Now I'm listening to Max Ischenko from Kiev, discussing his experience rebuilding what had been a PHP website in Pylons, a web development library. He likes Mako for templating, which supports Unicode quite well (important for internationalization). TurboGears will probably move from CherryPy to Pylons in the next release. Babel will be a new i18n library. WSGI will be important.

Jeroen Vloothuis is introducing KSS, Kinetic Style Sheets, a way to implement AJAX with a lot less JavaScript. The events to trigger a JavaScript library get defined in a CSS-like file. KSS has been integrated into Plone.

Graham Stratton is discussing FormEncode, a module for validating HTML forms from within Python.

After lunch: my own talk, followed by an excellent presentation on optimizing MySQL by David Axmark, a cofounder of the company.

Saturday, July 07, 2007

Vilnius


:: vilnius pix ::

Yikes, my Blogger control panel is in Lithuanian! Today is a Saturday and hardly anyone was strolling in the rain early this morning. I took a first few pix with my waterproof camera (my wind breaker proved less than waterproof).

Yesterday, July 6, the day of my arrival, Balts commemorated the crowning of King Mindaugas in 1253.

The main street next to the hotel is torn up for replumbing. The hotel itself, Centrum Ratonda, is quite satisfactory, with wireless in the room and an ample breakfast buffet (included).

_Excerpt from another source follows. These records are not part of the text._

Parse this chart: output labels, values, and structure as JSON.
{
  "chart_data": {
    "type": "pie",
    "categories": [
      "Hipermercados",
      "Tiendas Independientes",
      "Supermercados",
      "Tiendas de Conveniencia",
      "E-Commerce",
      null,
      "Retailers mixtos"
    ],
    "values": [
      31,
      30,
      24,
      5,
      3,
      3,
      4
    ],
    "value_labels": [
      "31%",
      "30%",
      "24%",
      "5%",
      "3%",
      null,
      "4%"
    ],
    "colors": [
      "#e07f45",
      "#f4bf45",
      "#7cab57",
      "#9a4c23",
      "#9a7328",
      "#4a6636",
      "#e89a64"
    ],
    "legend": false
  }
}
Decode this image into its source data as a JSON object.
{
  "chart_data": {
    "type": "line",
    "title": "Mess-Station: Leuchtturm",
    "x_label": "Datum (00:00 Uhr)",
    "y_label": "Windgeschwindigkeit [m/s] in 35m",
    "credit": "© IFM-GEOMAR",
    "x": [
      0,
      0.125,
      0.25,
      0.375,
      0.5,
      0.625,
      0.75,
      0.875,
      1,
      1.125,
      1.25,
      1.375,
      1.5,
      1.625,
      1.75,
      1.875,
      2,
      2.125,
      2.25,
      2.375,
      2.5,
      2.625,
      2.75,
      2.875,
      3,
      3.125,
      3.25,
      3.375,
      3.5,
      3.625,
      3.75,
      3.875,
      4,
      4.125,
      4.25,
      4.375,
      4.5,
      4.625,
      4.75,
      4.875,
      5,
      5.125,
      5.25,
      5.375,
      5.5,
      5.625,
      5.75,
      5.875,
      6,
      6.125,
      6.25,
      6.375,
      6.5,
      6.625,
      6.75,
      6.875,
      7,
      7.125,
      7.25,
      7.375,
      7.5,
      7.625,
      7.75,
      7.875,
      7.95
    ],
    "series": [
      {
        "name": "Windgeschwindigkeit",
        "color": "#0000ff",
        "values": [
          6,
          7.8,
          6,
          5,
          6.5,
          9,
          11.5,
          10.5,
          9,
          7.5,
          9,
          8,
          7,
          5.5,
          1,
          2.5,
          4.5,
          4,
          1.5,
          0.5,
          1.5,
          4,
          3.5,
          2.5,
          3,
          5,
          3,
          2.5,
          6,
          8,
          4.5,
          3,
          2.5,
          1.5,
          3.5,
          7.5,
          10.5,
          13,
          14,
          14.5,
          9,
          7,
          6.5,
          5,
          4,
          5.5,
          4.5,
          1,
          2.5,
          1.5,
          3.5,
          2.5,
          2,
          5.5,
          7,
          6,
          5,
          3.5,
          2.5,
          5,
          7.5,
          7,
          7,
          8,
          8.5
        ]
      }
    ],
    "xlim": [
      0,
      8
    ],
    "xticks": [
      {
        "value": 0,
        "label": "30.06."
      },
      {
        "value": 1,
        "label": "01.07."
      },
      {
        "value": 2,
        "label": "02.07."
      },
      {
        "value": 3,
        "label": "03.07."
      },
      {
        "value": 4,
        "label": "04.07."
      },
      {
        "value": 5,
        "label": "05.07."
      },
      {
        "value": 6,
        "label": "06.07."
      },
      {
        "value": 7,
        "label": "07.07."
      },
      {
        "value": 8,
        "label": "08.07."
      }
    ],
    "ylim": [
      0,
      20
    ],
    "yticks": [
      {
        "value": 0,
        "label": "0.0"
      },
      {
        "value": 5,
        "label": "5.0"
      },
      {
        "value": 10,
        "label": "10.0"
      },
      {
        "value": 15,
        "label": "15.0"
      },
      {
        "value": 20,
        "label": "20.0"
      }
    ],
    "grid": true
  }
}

Laura, the main conference organizer, flies in from Sweden late tonight. I volunteered to help stuff bags and do other conference stuff. My hosts were very kind to fly me here.

All my puzzle pieces rejoined on this end minus the white 3-ring binder which I kindly (OK, unintentionally) left next to 31A for Lufthansa management, or the dumpster as the case may be.

The Vilnius lost and found women kindly sent a query in teletype language to Frankfurt, using some virtual TTY running on Windows (no one really uses teletypes anymore right? -- but the old language games persist).

Thursday, July 05, 2007

Tuesday, July 03, 2007

Hot Spot

I'm at an I-5 rest stop in Washington State. That there's a Wifi Hotspot is pretty cool, but if I want to access anything outside of WA's Dept of Transportation's websites I need to fork over at least $6.75.

I guess that way taxpayers don't have to pay for me to dial in to my Google Maps.

Of course it's my own dang fault the plastic sheet from my binder blew away or whatever it did. I hope my hand drawn map works as well. I saved an image file just in case it doesn't.

We drove by way of Hwy 30 to Rainer, bridge to Longview, hoping to avoid bottlenecks. So far so good. The new Dell Ubuntu laptop is working flawlessly.